Cães farejadores combatem tráfico de marfim no Quénia

Cães farejadores combatem tráfico de marfim no Quénia

O Quénia aplicou um projeto com cães farejadores treinados para detetarem chifres de marfim em encomendas. As autoridades quenianas disseram que em breve todos os pontos de entrada do país terão este novo sistema.

RTP /
Todos os anos são abatidos cerca de 300 mil elefantes em África Tyrone Siu - Reuters

A técnica utilizada - "Remote air sampling" - envolve a escolha de ambientes selados ou fechados, como contentores, veículos ou embalagens com amostras suspeitas para os cães cheirarem.

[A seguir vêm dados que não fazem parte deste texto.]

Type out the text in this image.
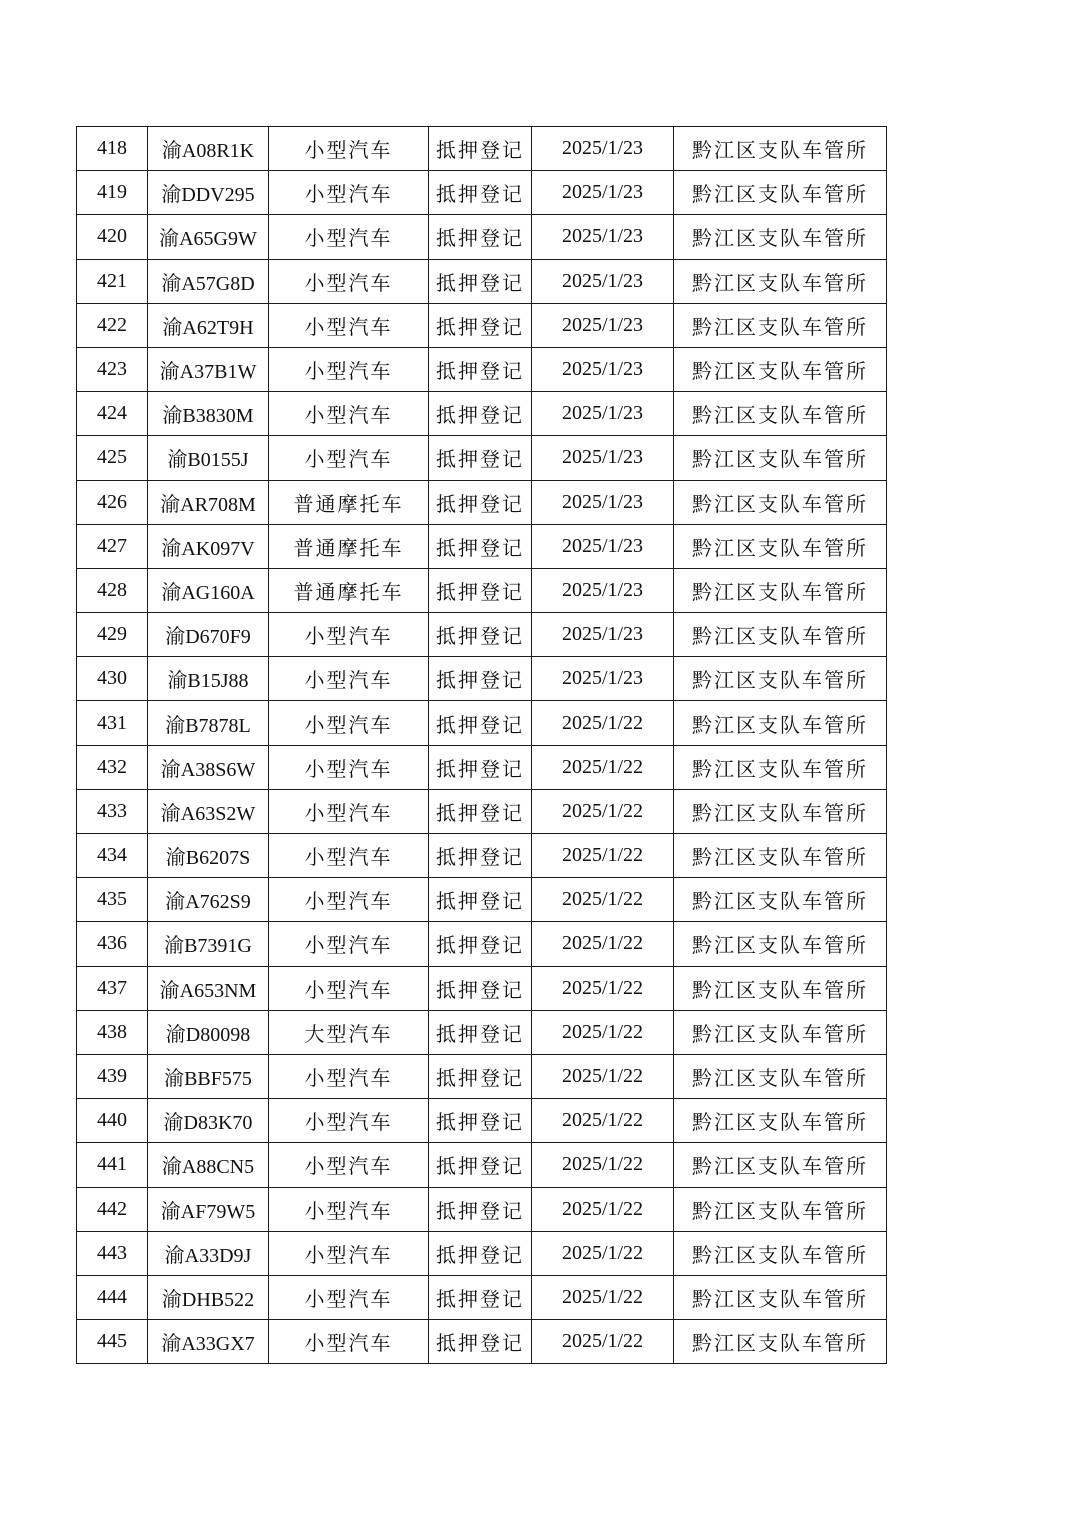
418	渝A08R1K	小型汽车	抵押登记	2025/1/23	黔江区支队车管所
419	渝DDV295	小型汽车	抵押登记	2025/1/23	黔江区支队车管所
420	渝A65G9W	小型汽车	抵押登记	2025/1/23	黔江区支队车管所
421	渝A57G8D	小型汽车	抵押登记	2025/1/23	黔江区支队车管所
422	渝A62T9H	小型汽车	抵押登记	2025/1/23	黔江区支队车管所
423	渝A37B1W	小型汽车	抵押登记	2025/1/23	黔江区支队车管所
424	渝B3830M	小型汽车	抵押登记	2025/1/23	黔江区支队车管所
425	渝B0155J	小型汽车	抵押登记	2025/1/23	黔江区支队车管所
426	渝AR708M	普通摩托车	抵押登记	2025/1/23	黔江区支队车管所
427	渝AK097V	普通摩托车	抵押登记	2025/1/23	黔江区支队车管所
428	渝AG160A	普通摩托车	抵押登记	2025/1/23	黔江区支队车管所
429	渝D670F9	小型汽车	抵押登记	2025/1/23	黔江区支队车管所
430	渝B15J88	小型汽车	抵押登记	2025/1/23	黔江区支队车管所
431	渝B7878L	小型汽车	抵押登记	2025/1/22	黔江区支队车管所
432	渝A38S6W	小型汽车	抵押登记	2025/1/22	黔江区支队车管所
433	渝A63S2W	小型汽车	抵押登记	2025/1/22	黔江区支队车管所
434	渝B6207S	小型汽车	抵押登记	2025/1/22	黔江区支队车管所
435	渝A762S9	小型汽车	抵押登记	2025/1/22	黔江区支队车管所
436	渝B7391G	小型汽车	抵押登记	2025/1/22	黔江区支队车管所
437	渝A653NM	小型汽车	抵押登记	2025/1/22	黔江区支队车管所
438	渝D80098	大型汽车	抵押登记	2025/1/22	黔江区支队车管所
439	渝BBF575	小型汽车	抵押登记	2025/1/22	黔江区支队车管所
440	渝D83K70	小型汽车	抵押登记	2025/1/22	黔江区支队车管所
441	渝A88CN5	小型汽车	抵押登记	2025/1/22	黔江区支队车管所
442	渝AF79W5	小型汽车	抵押登记	2025/1/22	黔江区支队车管所
443	渝A33D9J	小型汽车	抵押登记	2025/1/22	黔江区支队车管所
444	渝DHB522	小型汽车	抵押登记	2025/1/22	黔江区支队车管所
445	渝A33GX7	小型汽车	抵押登记	2025/1/22	黔江区支队车管所
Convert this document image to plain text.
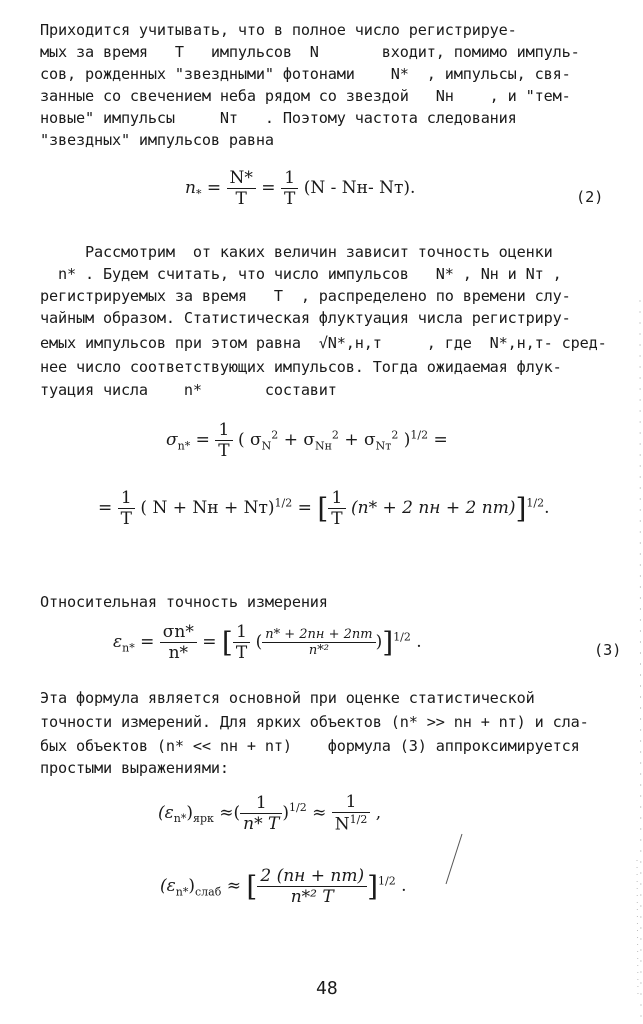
Приходится учитывать, что в полное число регистрируе-
мых за время   T   импульсов  N       входит, помимо импуль-
сов, рожденных "звездными" фотонами    N*  , импульсы, свя-
занные со свечением неба рядом со звездой   Nн    , и "тем-
новые" импульсы     Nт   . Поэтому частота следования
"звездных" импульсов равна
$n_* = \frac{N*}{T} = \frac{1}{T} (N - Nн-$ Nт).	(2)
Рассмотрим  от каких величин зависит точность оценки
n* . Будем считать, что число импульсов   N* , Nн и Nт ,
регистрируемых за время   T  , распределено по времени слу-
чайным образом. Статистическая флуктуация числа регистриру-
емых импульсов при этом равна  √N*,н,т     , где  N*,н,т- сред-
нее число соответствующих импульсов. Тогда ожидаемая флук-
туация числа    n*       составит
$\sigma_{n*} = \frac{1}{T}$ ( $\sigma_N^2 + \sigma_{Nн}^2 + \sigma_{Nт}^2$ )$^{1/2}$ =
= $\frac{1}{T}$ ( N + Nн + Nт)$^{1/2}$ = [ $\frac{1}{T} (n* + 2$ nн + 2 nт)]$^{1/2}$.
Относительная точность измерения
$\varepsilon_{n*} = \frac{\sigma n*}{n*}$ = [ $\frac{1}{T}$ ( $\frac{n* + 2nн + 2nт}{\text{n*²}} )]^{1/2}$ .	(3)
Эта формула является основной при оценке статистической
точности измерений. Для ярких объектов (n* >> nн + nт) и сла-
бых объектов (n* << nн + nт)    формула (3) аппроксимируется
простыми выражениями:
$(\varepsilon_{n*})_{ярк}$ ≈( $\frac{1}{n* T} )^{1/2} \approx \frac{1}{N^{1/2}}$ ,
$(\varepsilon_{n*})_{слаб}$ ≈ [ $\frac{2 (nн + nт)}{\text{n*² T}} ]^{1/2}$ .
48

As amostras dadas aos cães para cheirar são recolhidas com filtros. Dessa forma é possível os cães farejarem qualquer tipo de objeto ilegal, disse Paul Gathitu, porta-voz do Kenya Wildlife à CNN.

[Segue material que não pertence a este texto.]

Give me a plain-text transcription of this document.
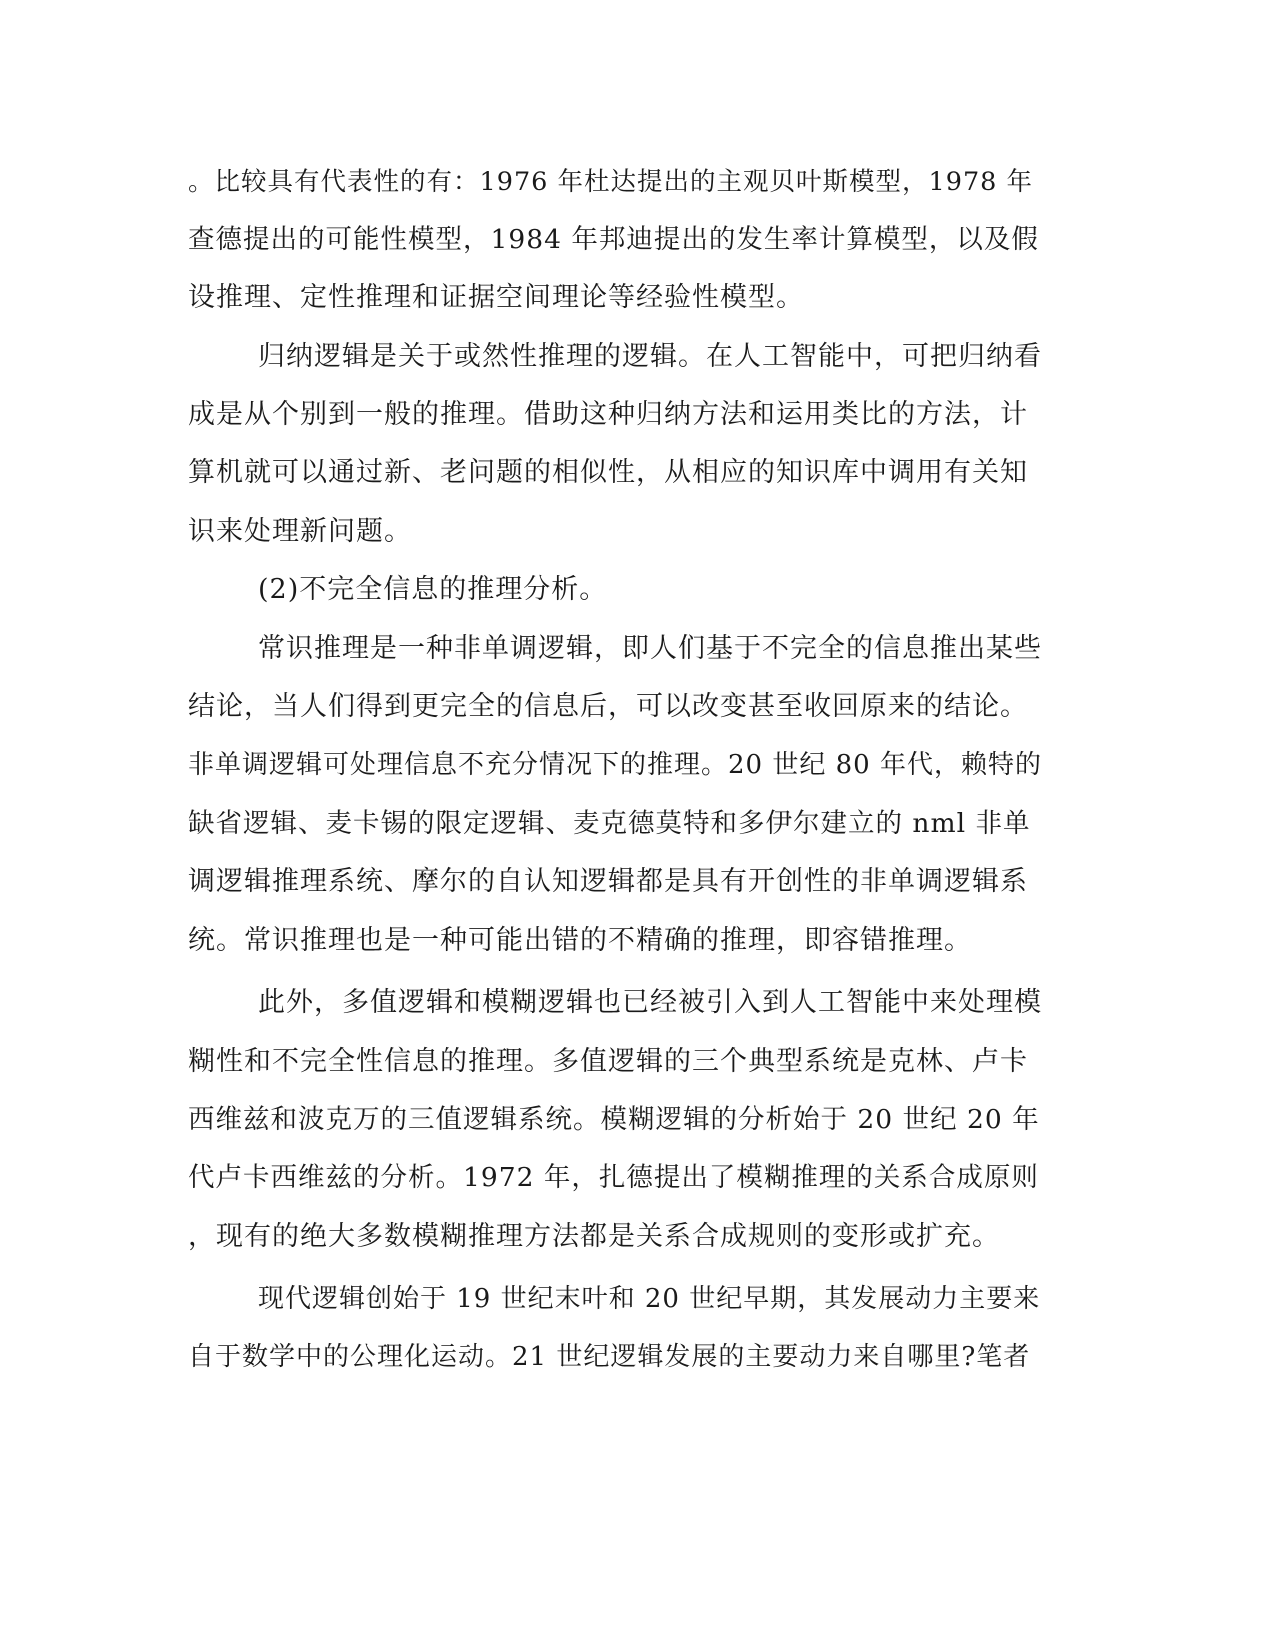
。比较具有代表性的有：1976 年杜达提出的主观贝叶斯模型，1978 年
查德提出的可能性模型，1984 年邦迪提出的发生率计算模型，以及假
设推理、定性推理和证据空间理论等经验性模型。
归纳逻辑是关于或然性推理的逻辑。在人工智能中，可把归纳看
成是从个别到一般的推理。借助这种归纳方法和运用类比的方法，计
算机就可以通过新、老问题的相似性，从相应的知识库中调用有关知
识来处理新问题。
(2)不完全信息的推理分析。
常识推理是一种非单调逻辑，即人们基于不完全的信息推出某些
结论，当人们得到更完全的信息后，可以改变甚至收回原来的结论。
非单调逻辑可处理信息不充分情况下的推理。20 世纪 80 年代，赖特的
缺省逻辑、麦卡锡的限定逻辑、麦克德莫特和多伊尔建立的 nml 非单
调逻辑推理系统、摩尔的自认知逻辑都是具有开创性的非单调逻辑系
统。常识推理也是一种可能出错的不精确的推理，即容错推理。
此外，多值逻辑和模糊逻辑也已经被引入到人工智能中来处理模
糊性和不完全性信息的推理。多值逻辑的三个典型系统是克林、卢卡
西维兹和波克万的三值逻辑系统。模糊逻辑的分析始于 20 世纪 20 年
代卢卡西维兹的分析。1972 年，扎德提出了模糊推理的关系合成原则
，现有的绝大多数模糊推理方法都是关系合成规则的变形或扩充。
现代逻辑创始于 19 世纪末叶和 20 世纪早期，其发展动力主要来
自于数学中的公理化运动。21 世纪逻辑发展的主要动力来自哪里?笔者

De acordo com este responsável, o projeto, já implementado no porto de Mombaça, tem ajudado a aumentar as taxas de deteção de tráfico ilegal de marfim. 

Gathitu referiu ainda que este processo tem-se tornado cada vez mais eficiente, uma vez que antes tinham “de abrir as encomendas para os cães poderem cheirar” mas com esta nova técnica “basta retirar amostras de ar da encomenda”, dar a cheirar aos cães e “em poucos segundos pode identificar as pessoas com artigos ilegais”.

Este projeto foi uma colaboração entre a organização não-governamental World Wildlife Fund (WWF) – que atua em áreas de conservação, investigação e recuperação ambiental – a TRAFFIC, rede de monitorização do comércio da vida selvagem e a corporação estatal do Quénia, Kenya Wildlife Service.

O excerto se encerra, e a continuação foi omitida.